Andrew Scheer: Andy owes Maxime Bernier a debt of gratitude. If it weren’t for Bernier and the PPC, Andrew Scheer would be the biggest turd running for PM. If Justin Trudeau doesn’t win the next election then it will undoubtedly go to Andy. Maybe that doesn’t bother you, but the regressive right wing has a lot of terrible ideas. Scheer has been running on the “putting more money in your pocket” shtick, which is just code for cutting social programs. So you’ll pay a little bit less in taxes under a conservative government, but you’ll also get less help from them. The most vulnerable Canadians will do much worse under a conservative government. We also can’t forget that it’s the conservatives who always want to intertwine their religion with their government policy. They’re anti-abortion, anti-gay, and anti-drug. Fun group of people huh? If Scheer thinks he can undo the legalization of marijuana, good luck getting that genie back in the bottle.
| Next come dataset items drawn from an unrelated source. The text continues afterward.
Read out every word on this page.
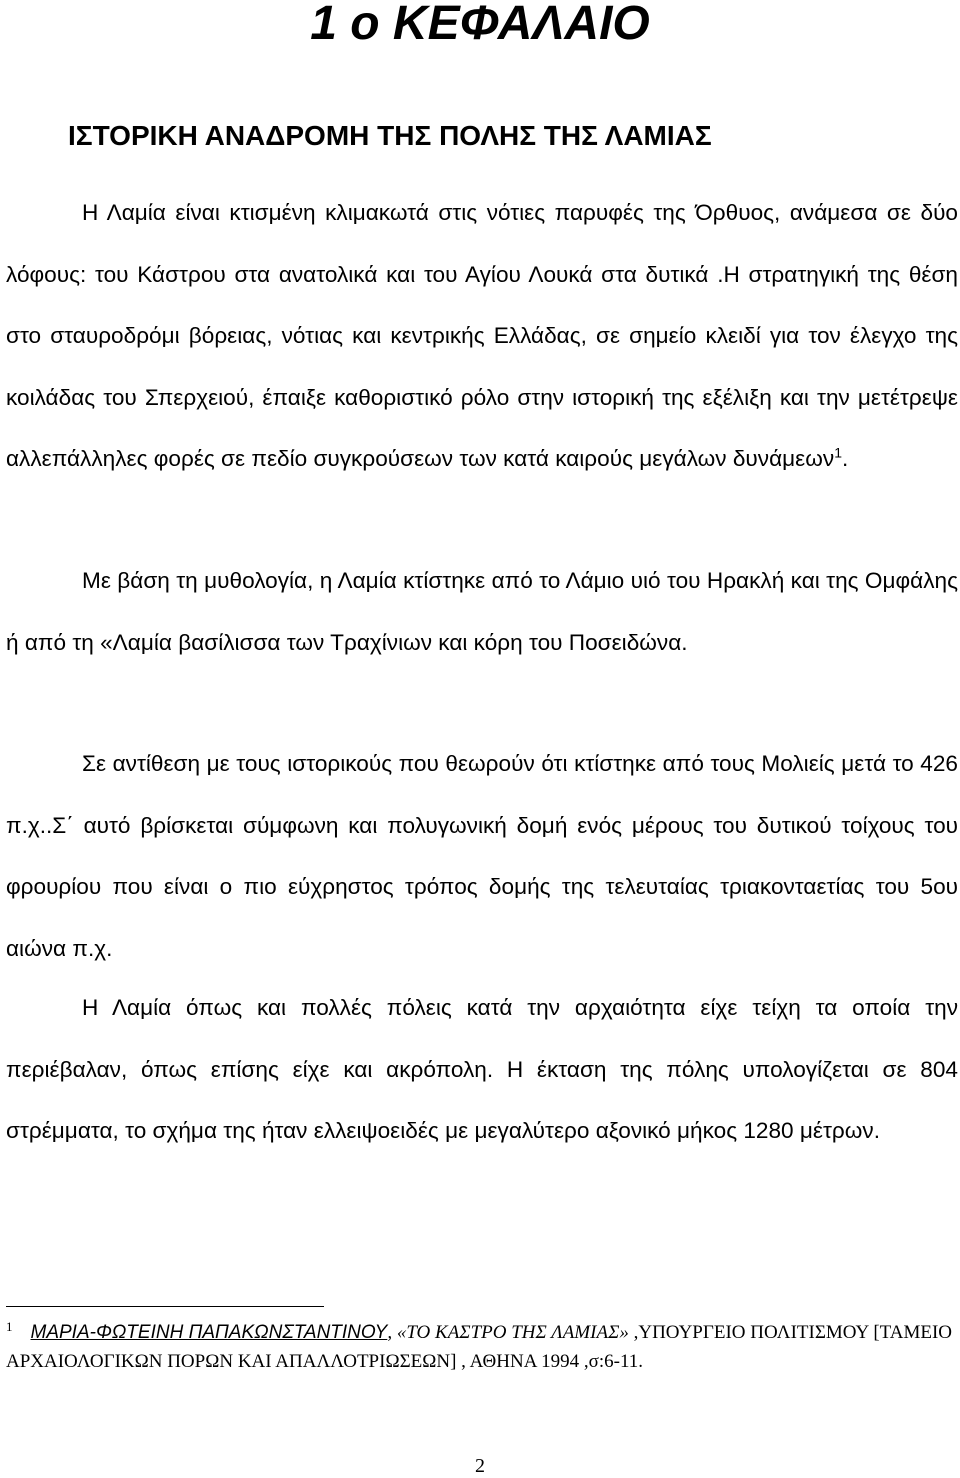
1 ο ΚΕΦΑΛΑΙΟ
ΙΣΤΟΡΙΚΗ ΑΝΑΔΡΟΜΗ ΤΗΣ ΠΟΛΗΣ ΤΗΣ ΛΑΜΙΑΣ

Η Λαμία είναι κτισμένη κλιμακωτά στις νότιες παρυφές της Όρθυος, ανάμεσα σε δύο λόφους: του Κάστρου στα ανατολικά και του Αγίου Λουκά στα δυτικά .Η στρατηγική της θέση στο σταυροδρόμι βόρειας, νότιας και κεντρικής Ελλάδας, σε σημείο κλειδί για τον έλεγχο της κοιλάδας του Σπερχειού, έπαιξε καθοριστικό ρόλο στην ιστορική της εξέλιξη και την μετέτρεψε αλλεπάλληλες φορές σε πεδίο συγκρούσεων των κατά καιρούς μεγάλων δυνάμεων$^1$.

Με βάση τη μυθολογία, η Λαμία κτίστηκε από το Λάμιο υιό του Ηρακλή και της Ομφάλης ή από τη «Λαμία βασίλισσα των Τραχίνιων και κόρη του Ποσειδώνα.

Σε αντίθεση με τους ιστορικούς που θεωρούν ότι κτίστηκε από τους Μολιείς μετά το 426 π.χ..Σ΄ αυτό βρίσκεται σύμφωνη και πολυγωνική δομή ενός μέρους του δυτικού τοίχους του φρουρίου που είναι ο πιο εύχρηστος τρόπος δομής της τελευταίας τριακονταετίας του 5ου αιώνα π.χ.

Η Λαμία όπως και πολλές πόλεις κατά την αρχαιότητα είχε τείχη τα οποία την περιέβαλαν, όπως επίσης είχε και ακρόπολη. Η έκταση της πόλης υπολογίζεται σε 804 στρέμματα, το σχήμα της ήταν ελλειψοειδές με μεγαλύτερο αξονικό μήκος 1280 μέτρων.

$^1$ ΜΑΡΙΑ-ΦΩΤΕΙΝΗ ΠΑΠΑΚΩΝΣΤΑΝΤΙΝΟΥ, «ΤΟ ΚΑΣΤΡΟ ΤΗΣ ΛΑΜΙΑΣ» ,ΥΠΟΥΡΓΕΙΟ ΠΟΛΙΤΙΣΜΟΥ [ΤΑΜΕΙΟ ΑΡΧΑΙΟΛΟΓΙΚΩΝ ΠΟΡΩΝ ΚΑΙ ΑΠΑΛΛΟΤΡΙΩΣΕΩΝ] , ΑΘΗΝΑ 1994 ,σ:6-11.

2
In a few weeks from now we will all be tasked with the decision of picking one of these less than stellar candidates. In an alternate universe where Justin Trudeau delivered on the election reform he promised us, my ranked ballot in the upcoming election would look like this:
1. None of the above
2. Elizabeth May
3. The ghost of Jack Layton
4. Justin Trudeau
Unfortunately though you only get one vote, and it either gets counted or thrown in the trash. Pick the best of the bad options, even if your heart is screaming “NONE OF THE ABOVE!”.